YSU ingenuity on display


By DENISE DICK

denise_dick@vindy.com

YOUNGSTOWN

Youngstown State University students Clay McCullough, Anthony Onderko and Seth Nycum wowed the judges.

The hydro generator they designed and constructed for their first-year engineering course was selected by a committee from OH WOW! The Roger & Gloria Jones Children’s Center for Science & Technology to become one of the center’s exhibits.

McCullough, of Leetonia; Onderko, of Lordstown; and Nycum, of Warren, formed one of 11 teams of YSU first-year engineering students from whose projects Oh Wow!’s panel selected.

McCullough said they visited the center as part of the project and saw the movable dams already there for children to experiment with.
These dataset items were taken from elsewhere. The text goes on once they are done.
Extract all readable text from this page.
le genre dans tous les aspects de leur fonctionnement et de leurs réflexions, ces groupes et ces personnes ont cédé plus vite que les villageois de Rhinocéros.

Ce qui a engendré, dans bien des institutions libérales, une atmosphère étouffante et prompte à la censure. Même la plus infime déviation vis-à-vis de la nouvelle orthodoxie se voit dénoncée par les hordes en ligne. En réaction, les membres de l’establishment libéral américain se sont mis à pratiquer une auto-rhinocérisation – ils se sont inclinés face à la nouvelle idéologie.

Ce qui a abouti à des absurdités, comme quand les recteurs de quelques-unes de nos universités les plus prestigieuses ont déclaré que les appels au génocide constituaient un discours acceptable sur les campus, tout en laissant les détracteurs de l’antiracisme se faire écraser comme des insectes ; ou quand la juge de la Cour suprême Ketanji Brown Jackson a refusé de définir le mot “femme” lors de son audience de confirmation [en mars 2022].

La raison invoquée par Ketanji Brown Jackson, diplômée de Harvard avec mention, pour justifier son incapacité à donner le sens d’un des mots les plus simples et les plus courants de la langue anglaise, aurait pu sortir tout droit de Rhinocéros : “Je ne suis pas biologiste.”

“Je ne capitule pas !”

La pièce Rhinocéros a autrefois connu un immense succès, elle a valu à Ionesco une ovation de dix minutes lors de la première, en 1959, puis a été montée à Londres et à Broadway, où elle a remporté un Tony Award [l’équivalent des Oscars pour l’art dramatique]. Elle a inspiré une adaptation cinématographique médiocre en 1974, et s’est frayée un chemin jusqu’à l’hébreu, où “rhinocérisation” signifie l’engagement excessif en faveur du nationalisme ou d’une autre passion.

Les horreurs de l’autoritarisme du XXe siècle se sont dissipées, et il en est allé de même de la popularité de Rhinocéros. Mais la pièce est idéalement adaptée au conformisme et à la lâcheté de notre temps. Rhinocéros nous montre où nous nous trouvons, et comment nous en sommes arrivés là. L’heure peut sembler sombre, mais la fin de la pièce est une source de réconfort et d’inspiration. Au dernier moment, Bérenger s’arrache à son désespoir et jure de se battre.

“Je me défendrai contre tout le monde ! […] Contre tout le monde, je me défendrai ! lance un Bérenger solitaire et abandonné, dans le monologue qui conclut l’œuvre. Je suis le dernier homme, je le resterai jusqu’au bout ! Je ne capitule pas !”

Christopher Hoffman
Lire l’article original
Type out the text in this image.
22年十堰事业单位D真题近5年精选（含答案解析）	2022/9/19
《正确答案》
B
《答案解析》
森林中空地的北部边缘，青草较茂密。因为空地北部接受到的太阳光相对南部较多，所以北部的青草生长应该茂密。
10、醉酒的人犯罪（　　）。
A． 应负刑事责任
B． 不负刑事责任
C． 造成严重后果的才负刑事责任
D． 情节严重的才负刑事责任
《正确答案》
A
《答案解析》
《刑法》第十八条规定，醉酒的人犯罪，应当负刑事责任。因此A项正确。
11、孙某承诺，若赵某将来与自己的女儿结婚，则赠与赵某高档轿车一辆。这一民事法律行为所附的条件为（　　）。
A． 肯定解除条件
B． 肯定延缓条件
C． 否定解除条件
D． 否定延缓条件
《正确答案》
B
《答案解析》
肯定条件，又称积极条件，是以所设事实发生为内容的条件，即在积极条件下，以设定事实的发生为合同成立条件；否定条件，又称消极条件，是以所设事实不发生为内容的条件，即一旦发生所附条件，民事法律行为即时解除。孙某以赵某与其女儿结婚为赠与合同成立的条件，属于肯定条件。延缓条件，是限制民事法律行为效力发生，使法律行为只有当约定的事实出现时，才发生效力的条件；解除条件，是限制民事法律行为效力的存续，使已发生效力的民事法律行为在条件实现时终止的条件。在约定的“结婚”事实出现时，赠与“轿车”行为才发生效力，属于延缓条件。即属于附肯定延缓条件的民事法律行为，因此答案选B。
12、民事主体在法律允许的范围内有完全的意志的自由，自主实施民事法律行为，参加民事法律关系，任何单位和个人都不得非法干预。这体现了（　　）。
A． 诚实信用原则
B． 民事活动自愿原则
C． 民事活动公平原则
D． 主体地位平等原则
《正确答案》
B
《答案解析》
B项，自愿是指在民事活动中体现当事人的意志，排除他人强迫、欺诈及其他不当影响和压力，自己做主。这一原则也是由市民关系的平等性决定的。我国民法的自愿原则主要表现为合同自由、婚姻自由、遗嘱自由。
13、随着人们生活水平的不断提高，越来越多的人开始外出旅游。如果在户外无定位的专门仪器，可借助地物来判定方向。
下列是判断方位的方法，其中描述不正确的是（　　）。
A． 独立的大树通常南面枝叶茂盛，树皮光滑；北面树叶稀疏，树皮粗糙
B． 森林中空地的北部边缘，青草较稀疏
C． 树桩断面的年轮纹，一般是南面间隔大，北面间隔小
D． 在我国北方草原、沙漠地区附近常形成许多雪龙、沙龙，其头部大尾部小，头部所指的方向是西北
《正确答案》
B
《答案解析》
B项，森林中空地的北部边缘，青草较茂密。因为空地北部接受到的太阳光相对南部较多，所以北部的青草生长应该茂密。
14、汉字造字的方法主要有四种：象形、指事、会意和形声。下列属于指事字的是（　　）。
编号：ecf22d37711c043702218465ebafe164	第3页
Water flows through a wheel in their contraption, and the position of the dams determines the speed of the wheel propelled by the water.

Unlike the other OH WOW! exhibits, though, the hydro generator demonstrates what heat power can do. If it’s fast enough, it powers a tiny light bulb that’s part of their invention.

“It can go on the River of Knowledge,” McCullough said of his team’s placement at the center.

Kerry Meyers, director of YSU’s first-year engineering program, said the 11 projects displayed Thursday afternoon before the OH WOW! panel were selected, one from each section, as the best of that section.

Students were allowed $25 per team member and had to adhere to size limitations for their projects. They took their prototypes to Oh Wow! where children got to try them out. Center staff also provided feedback on the projects, and the teams made modifications based on the staff’s counsel and the children’s play.

Angelo LaMarco, OH WOW!’s director of facilities, and board members Fred Alexander, Frank Rulli and Ronald Faniro picked three others that they would like to have displayed at the science and technology center.

One of those projects is the Rube Goldberg device fashioned by Daniel Longo of Niles and Brittany Engel of Columbiana.

It’s a series of pieces designed to complete a simple task, in this case roll a tennis ball into a hole. How that’s accomplished depends on how the users position the different parts.

Longo said that during their OH WOW! visit, children configured the pieces into different positions – some of which the inventors hadn’t considered.

“We had a lot of good reactions,” Longo said.

Engel enjoyed watching the children use their own creativity while learning about science.

The young scientists worked together and cheered when a particular setup achieved the desired goal, she said.

“There was a good team dynamic,” Engel said.